We want to fit a line (\(y = ax + b\)) to some data, for example
a <- runif(1) + 0.5
b <- runif(1) + 2
example_data <- tibble(x=runif(100, 0, 10), e=rnorm(100)) %>%
mutate(y=a*x+b+e)
ggplot(example_data, aes(x=x, y=y)) +
geom_point() +
scale_y_continuous(limits = c(0, 15)) +
scale_x_continuous(limits = c(0, 10))
## Warning: Removed 13 rows containing missing values (geom_point).
Given data \(x\) and \(y\), for estimated values \(\hat{a}, \hat{b}\), define the loss function
\[l(a,b) = \frac{1}{N}\sum_i^N(y_i-(\hat{a}x_i+\hat{b}))^2\]

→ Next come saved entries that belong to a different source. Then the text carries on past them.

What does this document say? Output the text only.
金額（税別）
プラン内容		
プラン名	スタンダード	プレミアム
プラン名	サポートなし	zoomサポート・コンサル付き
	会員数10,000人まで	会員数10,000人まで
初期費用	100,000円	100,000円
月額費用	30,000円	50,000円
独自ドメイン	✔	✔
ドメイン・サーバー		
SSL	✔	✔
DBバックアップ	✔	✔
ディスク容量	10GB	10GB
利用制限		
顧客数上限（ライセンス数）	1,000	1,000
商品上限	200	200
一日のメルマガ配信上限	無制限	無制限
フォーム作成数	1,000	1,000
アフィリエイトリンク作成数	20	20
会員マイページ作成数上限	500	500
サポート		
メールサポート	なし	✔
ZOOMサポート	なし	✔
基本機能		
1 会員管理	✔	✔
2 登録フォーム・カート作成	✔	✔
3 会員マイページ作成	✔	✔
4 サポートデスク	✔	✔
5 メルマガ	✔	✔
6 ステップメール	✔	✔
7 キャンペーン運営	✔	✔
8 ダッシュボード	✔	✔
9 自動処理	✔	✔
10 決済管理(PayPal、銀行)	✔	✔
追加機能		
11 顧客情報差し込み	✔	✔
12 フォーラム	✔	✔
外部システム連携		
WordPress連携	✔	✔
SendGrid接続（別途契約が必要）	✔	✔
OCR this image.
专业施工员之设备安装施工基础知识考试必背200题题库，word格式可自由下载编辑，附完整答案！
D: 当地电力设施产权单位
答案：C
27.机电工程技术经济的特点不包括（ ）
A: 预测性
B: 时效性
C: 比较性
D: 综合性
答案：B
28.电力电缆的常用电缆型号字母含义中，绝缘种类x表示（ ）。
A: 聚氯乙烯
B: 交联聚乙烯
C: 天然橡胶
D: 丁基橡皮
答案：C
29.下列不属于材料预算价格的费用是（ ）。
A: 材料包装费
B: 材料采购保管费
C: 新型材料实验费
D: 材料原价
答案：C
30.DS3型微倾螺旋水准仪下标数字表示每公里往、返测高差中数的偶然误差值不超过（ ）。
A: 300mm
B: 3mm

mse <- function(y, x, a, b) {
mean((y - (a*x + b))^2)
}
Partial derivatives for each parameter \(a, b\) are calculated:
\[ \frac{\partial}{\partial a} = \frac{2}{N}\sum_i^N-x_i(y_i-(ax_i+b)) \] \[ \frac{\partial}{\partial b} = \frac{2}{N}\sum_i^N-(y_i-(ax_i+b)) \]
and a single iteration, given starting points for \(a, b\), the data, and learning rate can be written:
step_gradient <- function(a_now, b_now, data, rate) {
a_grad <- 2 * mean(-data$x * (data$y - (a_now * data$x + b_now)))
b_grad <- 2 * mean(-(data$y - (a_now * data$x + b_now)))
a_new <- a_now - (rate * a_grad)
b_new <- b_now - (rate * b_grad)
return(tibble(a=a_new, b=b_new))
}
Now, we can take multiple iterations.
coefs <- tibble(a=0, b=0)
rate <- 0.01
MAX_ITER <- 500
for (i in 1:MAX_ITER) {
now <- coefs %>%
tail(1)
coefs <- bind_rows(coefs, step_gradient(now$a, now$b, example_data, rate))
}
For brevity, let’s just take a sample of all iterations
sample_coefs <- coefs %>%
mutate(iter=1, original_iter=cumsum(iter)) %>%
slice(c(1:4, seq(5, MAX_ITER, MAX_ITER/50), MAX_ITER)) %>%
rowwise() %>%
mutate(loss=mse(example_data$y, example_data$x, a, b)) %>%
ungroup() %>%
mutate(iter=cumsum(iter))